Pata family "Everybody is working and moving forward," Pata said. "Everybody's life is getting back -- not to normal, but moving forward and accepting it and getting back to normalcy. We're rebounding. Adversity has built character in our family. Everybody is kind of bonding off one another to kind of leave or help create a legacy for Bryan. We're not just trying to carry on. I think that's where we're at now."

But every week, Edwin said, different family members will take turns speaking to police about the open investigation. Nobody, he says, has given up on finding his brother's killer.

"My mom and brother and sisters were with police two days ago," Pata said. "We have appointments where they'll give us an update and tell us where they're at. They've been honest with us. Two and a half years later, they're still working hard.

"Some days I feel it won't happen and one day I'll say they'll crack the case. I'm not a detective, but there's one piece of that puzzle -- and they have a lot of pieces of the puzzle -- that I think they are just waiting on to get. I think they'll solve it. But doubt does creep in."

Football has helped Edwin, now 26, carry on. A month after Bryan died, Edwin graduated from Florida State. After spending several months helping his mother and family cope, he trained and gave the NFL a shot. It didn't pan out and he eventually applied to several graduate schools. Then, he ran into former Hurricane Rubin Carter, who was coaching Florida A&M.

"He said 'I heard about your brother.' He said 'Have you that about coaching?," Pata said. "He said 'Coaching will help occupy your mind.' I applied and came in as a grad assistant working under Renato Diaz, who was my coach at FIU. He gave me the opportunity to learn and coach the tight end position."

After Carter and his staff were fired after a 3-8 season, current coach Joe Taylor offered Pata an opportunity to stay on and prove himself. Pata did.

"Being around the game, the young players has just helped me so much," Pata said. "I feel like I'm still around Bryan. It's a blessing.

Bryan Pata's grave "It's funny, I still think about what Coach [Randy] Shannon told me the day after Bryan died. It's stuck with me because of all the things he went through early in his life.
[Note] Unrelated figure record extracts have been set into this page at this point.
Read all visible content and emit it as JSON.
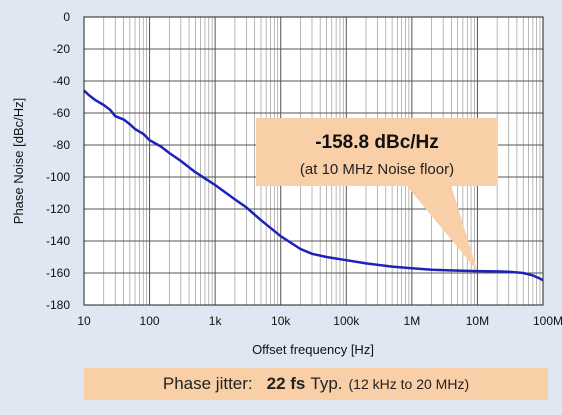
{
  "chart_data": {
    "type": "line",
    "xlabel": "Offset frequency [Hz]",
    "ylabel": "Phase Noise [dBc/Hz]",
    "xscale": "log",
    "xlim": [
      10,
      100000000
    ],
    "ylim": [
      -180,
      0
    ],
    "x_ticks": [
      10,
      100,
      1000,
      10000,
      100000,
      1000000,
      10000000,
      100000000
    ],
    "x_tick_labels": [
      "10",
      "100",
      "1k",
      "10k",
      "100k",
      "1M",
      "10M",
      "100M"
    ],
    "y_ticks": [
      0,
      -20,
      -40,
      -60,
      -80,
      -100,
      -120,
      -140,
      -160,
      -180
    ],
    "y_tick_labels": [
      "0",
      "-20",
      "-40",
      "-60",
      "-80",
      "-100",
      "-120",
      "-140",
      "-160",
      "-180"
    ],
    "grid": true,
    "series_color": "#1f22b8",
    "series": [
      {
        "x": [
          10,
          12,
          15,
          20,
          25,
          30,
          40,
          50,
          60,
          80,
          100,
          150,
          200,
          300,
          500,
          1000,
          2000,
          3000,
          5000,
          10000,
          20000,
          30000,
          50000,
          100000,
          200000,
          500000,
          1000000,
          2000000,
          5000000,
          10000000,
          20000000,
          30000000,
          50000000,
          70000000,
          90000000,
          100000000
        ],
        "y": [
          -46,
          -49,
          -52,
          -55,
          -58,
          -62,
          -64,
          -67,
          -70,
          -73,
          -77,
          -81,
          -85,
          -90,
          -97,
          -105,
          -114,
          -119,
          -127,
          -137,
          -145,
          -148,
          -150,
          -152,
          -154,
          -156,
          -157,
          -158,
          -158.5,
          -158.8,
          -159,
          -159.2,
          -160,
          -161.5,
          -163.5,
          -164.5
        ]
      }
    ],
    "annotation": {
      "value": "-158.8 dBc/Hz",
      "note": "(at 10 MHz Noise floor)",
      "x": 10000000,
      "y": -158.8,
      "color": "#f9cfa7"
    }
  },
  "jitter": {
    "label": "Phase jitter:",
    "value": "22 fs",
    "typ": "Typ.",
    "range": "(12 kHz to 20 MHz)",
    "color": "#f9cfa7"
  }
}
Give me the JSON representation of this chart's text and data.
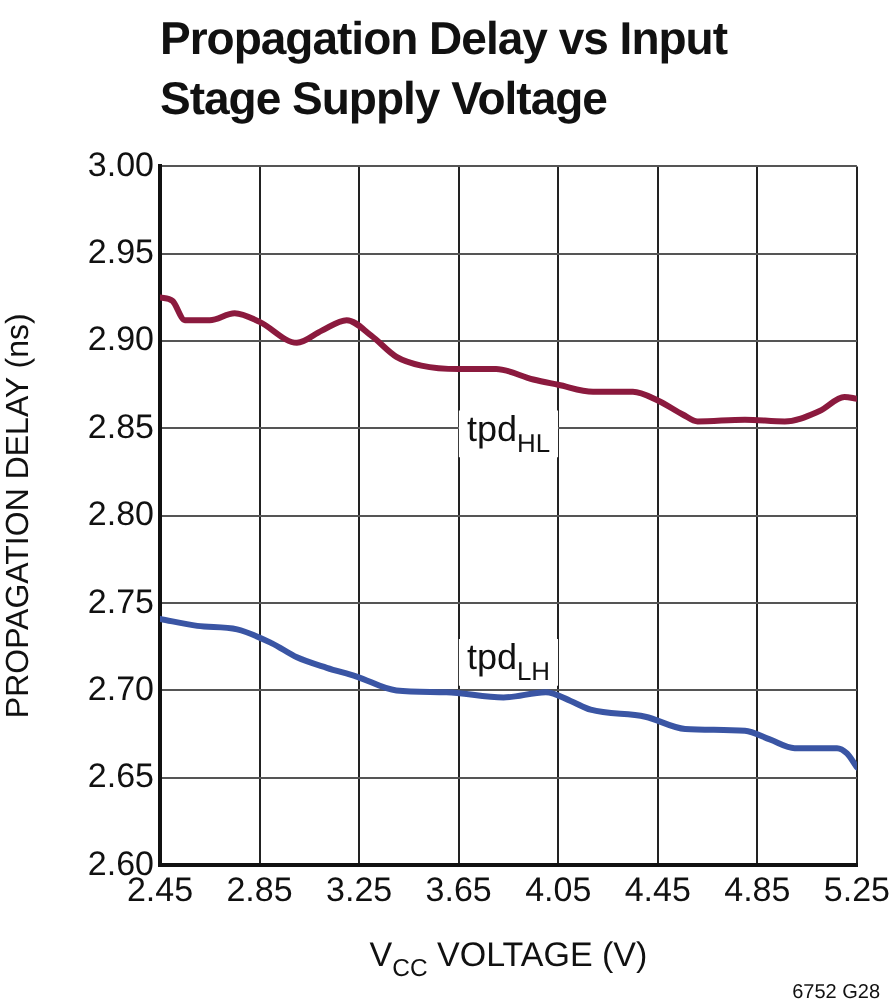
{
  "chart_data": {
    "type": "line",
    "title": "Propagation Delay vs Input Stage Supply Voltage",
    "xlabel": "V$_{CC}$ VOLTAGE (V)",
    "ylabel": "PROPAGATION DELAY (ns)",
    "xlim": [
      2.45,
      5.25
    ],
    "xticks": [
      {
        "value": 2.45,
        "label": "2.45"
      },
      {
        "value": 2.85,
        "label": "2.85"
      },
      {
        "value": 3.25,
        "label": "3.25"
      },
      {
        "value": 3.65,
        "label": "3.65"
      },
      {
        "value": 4.05,
        "label": "4.05"
      },
      {
        "value": 4.45,
        "label": "4.45"
      },
      {
        "value": 4.85,
        "label": "4.85"
      },
      {
        "value": 5.25,
        "label": "5.25"
      }
    ],
    "ylim": [
      2.6,
      3.0
    ],
    "yticks": [
      {
        "value": 2.6,
        "label": "2.60"
      },
      {
        "value": 2.65,
        "label": "2.65"
      },
      {
        "value": 2.7,
        "label": "2.70"
      },
      {
        "value": 2.75,
        "label": "2.75"
      },
      {
        "value": 2.8,
        "label": "2.80"
      },
      {
        "value": 2.85,
        "label": "2.85"
      },
      {
        "value": 2.9,
        "label": "2.90"
      },
      {
        "value": 2.95,
        "label": "2.95"
      },
      {
        "value": 3.0,
        "label": "3.00"
      }
    ],
    "grid": true,
    "marker": "none",
    "line_style": "solid",
    "legend": false,
    "series": [
      {
        "name": "tpd$_{HL}$",
        "color": "#8b1a3e",
        "x": [
          2.45,
          2.5,
          2.55,
          2.65,
          2.75,
          2.85,
          3.0,
          3.1,
          3.2,
          3.3,
          3.4,
          3.5,
          3.65,
          3.8,
          3.95,
          4.05,
          4.19,
          4.35,
          4.45,
          4.55,
          4.61,
          4.8,
          4.96,
          5.1,
          5.2,
          5.25
        ],
        "values": [
          2.925,
          2.923,
          2.912,
          2.912,
          2.916,
          2.911,
          2.899,
          2.906,
          2.912,
          2.903,
          2.891,
          2.886,
          2.884,
          2.884,
          2.878,
          2.875,
          2.871,
          2.871,
          2.866,
          2.858,
          2.854,
          2.855,
          2.854,
          2.86,
          2.868,
          2.867
        ]
      },
      {
        "name": "tpd$_{LH}$",
        "color": "#3a55a4",
        "x": [
          2.45,
          2.6,
          2.76,
          2.9,
          3.0,
          3.12,
          3.24,
          3.4,
          3.6,
          3.83,
          4.0,
          4.1,
          4.18,
          4.4,
          4.56,
          4.8,
          4.9,
          5.0,
          5.17,
          5.21,
          5.25
        ],
        "values": [
          2.741,
          2.737,
          2.735,
          2.727,
          2.719,
          2.713,
          2.708,
          2.7,
          2.699,
          2.696,
          2.699,
          2.694,
          2.689,
          2.685,
          2.678,
          2.677,
          2.672,
          2.667,
          2.667,
          2.664,
          2.656
        ]
      }
    ],
    "annotations": [
      "6752 G28"
    ]
  }
}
He said 'You have to be the centerpiece for the family, be strong.' It was firm and its helped me along the way. When he told me his story and the tragedies he went through, it just with me. He's been that centerpiece being a football coach. I want to be too."
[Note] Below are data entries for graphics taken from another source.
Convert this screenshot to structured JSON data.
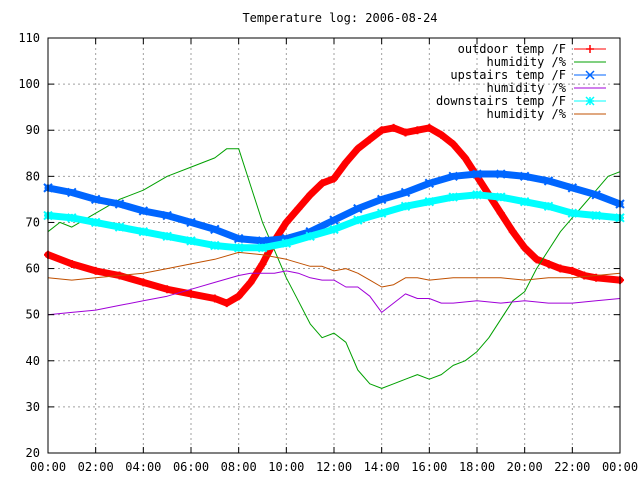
{
  "chart_data": {
    "type": "line",
    "title": "Temperature log: 2006-08-24",
    "xlabel": "",
    "ylabel": "",
    "xlim": [
      0,
      24
    ],
    "ylim": [
      20,
      110
    ],
    "grid": true,
    "legend_position": "top-right",
    "x_ticks": [
      "00:00",
      "02:00",
      "04:00",
      "06:00",
      "08:00",
      "10:00",
      "12:00",
      "14:00",
      "16:00",
      "18:00",
      "20:00",
      "22:00",
      "00:00"
    ],
    "y_ticks": [
      "20",
      "30",
      "40",
      "50",
      "60",
      "70",
      "80",
      "90",
      "100",
      "110"
    ],
    "series": [
      {
        "name": "outdoor temp /F",
        "color": "#ff0000",
        "marker": "plus",
        "thick": true,
        "x": [
          0,
          1,
          2,
          3,
          4,
          5,
          6,
          7,
          7.5,
          8,
          8.5,
          9,
          9.5,
          10,
          10.5,
          11,
          11.5,
          12,
          12.5,
          13,
          13.5,
          14,
          14.5,
          15,
          15.5,
          16,
          16.5,
          17,
          17.5,
          18,
          18.5,
          19,
          19.5,
          20,
          20.5,
          21,
          21.5,
          22,
          22.5,
          23,
          24
        ],
        "y": [
          63,
          61,
          59.5,
          58.5,
          57,
          55.5,
          54.5,
          53.5,
          52.5,
          54,
          57,
          61,
          66,
          70,
          73,
          76,
          78.5,
          79.5,
          83,
          86,
          88,
          90,
          90.5,
          89.5,
          90,
          90.5,
          89,
          87,
          84,
          80,
          76,
          72,
          68,
          64.5,
          62,
          61,
          60,
          59.5,
          58.5,
          58,
          57.5
        ]
      },
      {
        "name": "humidity /%",
        "color": "#00a000",
        "marker": "none",
        "thick": false,
        "x": [
          0,
          0.5,
          1,
          2,
          3,
          4,
          5,
          6,
          7,
          7.5,
          8,
          8.5,
          9,
          9.5,
          10,
          10.5,
          11,
          11.5,
          12,
          12.5,
          13,
          13.5,
          14,
          14.5,
          15,
          15.5,
          16,
          16.5,
          17,
          17.5,
          18,
          18.5,
          19,
          19.5,
          20,
          20.5,
          21,
          21.5,
          22,
          22.5,
          23,
          23.5,
          24
        ],
        "y": [
          68,
          70,
          69,
          72,
          75,
          77,
          80,
          82,
          84,
          86,
          86,
          78,
          70,
          64,
          58,
          53,
          48,
          45,
          46,
          44,
          38,
          35,
          34,
          35,
          36,
          37,
          36,
          37,
          39,
          40,
          42,
          45,
          49,
          53,
          55,
          60,
          64,
          68,
          71,
          74,
          77,
          80,
          81
        ]
      },
      {
        "name": "upstairs temp /F",
        "color": "#0066ff",
        "marker": "x",
        "thick": true,
        "x": [
          0,
          1,
          2,
          3,
          4,
          5,
          6,
          7,
          8,
          9,
          10,
          11,
          12,
          13,
          14,
          15,
          16,
          17,
          18,
          19,
          20,
          21,
          22,
          23,
          24
        ],
        "y": [
          77.5,
          76.5,
          75,
          74,
          72.5,
          71.5,
          70,
          68.5,
          66.5,
          66,
          66.5,
          68,
          70.5,
          73,
          75,
          76.5,
          78.5,
          80,
          80.5,
          80.5,
          80,
          79,
          77.5,
          76,
          74
        ]
      },
      {
        "name": "humidity /%",
        "color": "#a000d8",
        "marker": "none",
        "thick": false,
        "x": [
          0,
          1,
          2,
          3,
          4,
          5,
          6,
          7,
          8,
          8.5,
          9,
          9.5,
          10,
          10.5,
          11,
          11.5,
          12,
          12.5,
          13,
          13.5,
          14,
          14.5,
          15,
          15.5,
          16,
          16.5,
          17,
          18,
          19,
          20,
          21,
          22,
          23,
          24
        ],
        "y": [
          50,
          50.5,
          51,
          52,
          53,
          54,
          55.5,
          57,
          58.5,
          59,
          59,
          59,
          59.5,
          59,
          58,
          57.5,
          57.5,
          56,
          56,
          54,
          50.5,
          52.5,
          54.5,
          53.5,
          53.5,
          52.5,
          52.5,
          53,
          52.5,
          53,
          52.5,
          52.5,
          53,
          53.5
        ]
      },
      {
        "name": "downstairs temp /F",
        "color": "#00ffff",
        "marker": "star",
        "thick": true,
        "x": [
          0,
          1,
          2,
          3,
          4,
          5,
          6,
          7,
          8,
          9,
          10,
          11,
          12,
          13,
          14,
          15,
          16,
          17,
          18,
          19,
          20,
          21,
          22,
          23,
          24
        ],
        "y": [
          71.5,
          71,
          70,
          69,
          68,
          67,
          66,
          65,
          64.5,
          64.5,
          65.5,
          67,
          68.5,
          70.5,
          72,
          73.5,
          74.5,
          75.5,
          76,
          75.5,
          74.5,
          73.5,
          72,
          71.5,
          71
        ]
      },
      {
        "name": "humidity /%",
        "color": "#c05000",
        "marker": "none",
        "thick": false,
        "x": [
          0,
          1,
          2,
          3,
          4,
          5,
          6,
          7,
          8,
          9,
          10,
          11,
          11.5,
          12,
          12.5,
          13,
          13.5,
          14,
          14.5,
          15,
          15.5,
          16,
          17,
          18,
          19,
          20,
          21,
          22,
          23,
          24
        ],
        "y": [
          58,
          57.5,
          58,
          58.5,
          59,
          60,
          61,
          62,
          63.5,
          63,
          62,
          60.5,
          60.5,
          59.5,
          60,
          59,
          57.5,
          56,
          56.5,
          58,
          58,
          57.5,
          58,
          58,
          58,
          57.5,
          58,
          58,
          58.5,
          59
        ]
      }
    ]
  }
}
Pata said while he doesn't talk to Shannon much, he stays in contact frequently with defensive line coach Clint Hurtt. "Bryan died on his birthday," Pata said. "No matter what, he says, Bryan will always be on his mind. We text each other every now and then. When I saw him at the coaches convention we caught up and he gave me a big hug. I was happy when I got to see him and a lot of the players this summer."

Pata held his second annual football camp in honor of his late brother at North Miami Stadium last June. He said 25 players each from Miami and FIU attended and served as coaches. He said about 300 local football players, ages 6 to 15, attended and learned life lessons. Next year, Pata says, he'll move the camp to the first week of July to have more former Canes in the NFL -- like Brandon Meriweather, Jon Beason and Kareem Brown -- who were his brother's teammates, attend the event.
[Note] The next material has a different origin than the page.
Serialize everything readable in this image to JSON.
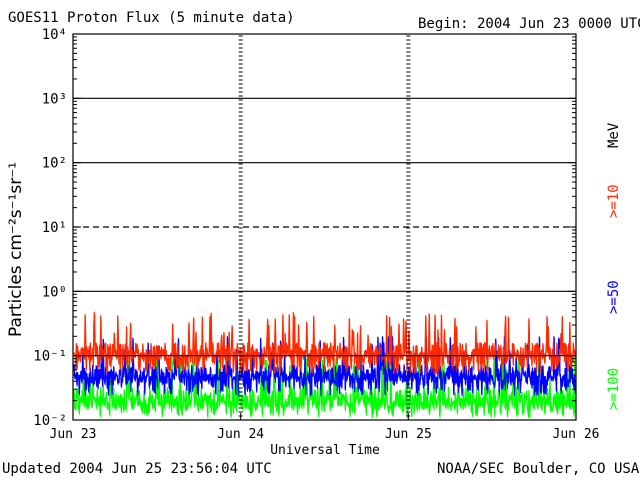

"To see how much he's being involved in helping kids' lives, I know he's watching from up there and smiling," Pata said. "At our camp, we try to teach life lessons to make sure the same tragedies don't happen again. We give out character awards. We tell kids there is no cursing. It's what's needed in North Miami. I know Brian is proud. That's what we strive for as a family."

Pata said he still has the artwork donated by Hurricanes fans of his brother and cherishes them. It's among the many mementos he holds of his brother he looks at each day to remind him of what he lost.

"I have game film of him I'll watch each night just to see him moving," Pata said. "Somebody gave me this two to three second clip from fan day of him signing autographs. I'll probably rewind it 50 times. I still talk to him everyday.

"I'm grateful for my brother. I miss him to death. And I tell him every day I can't wait to see him again."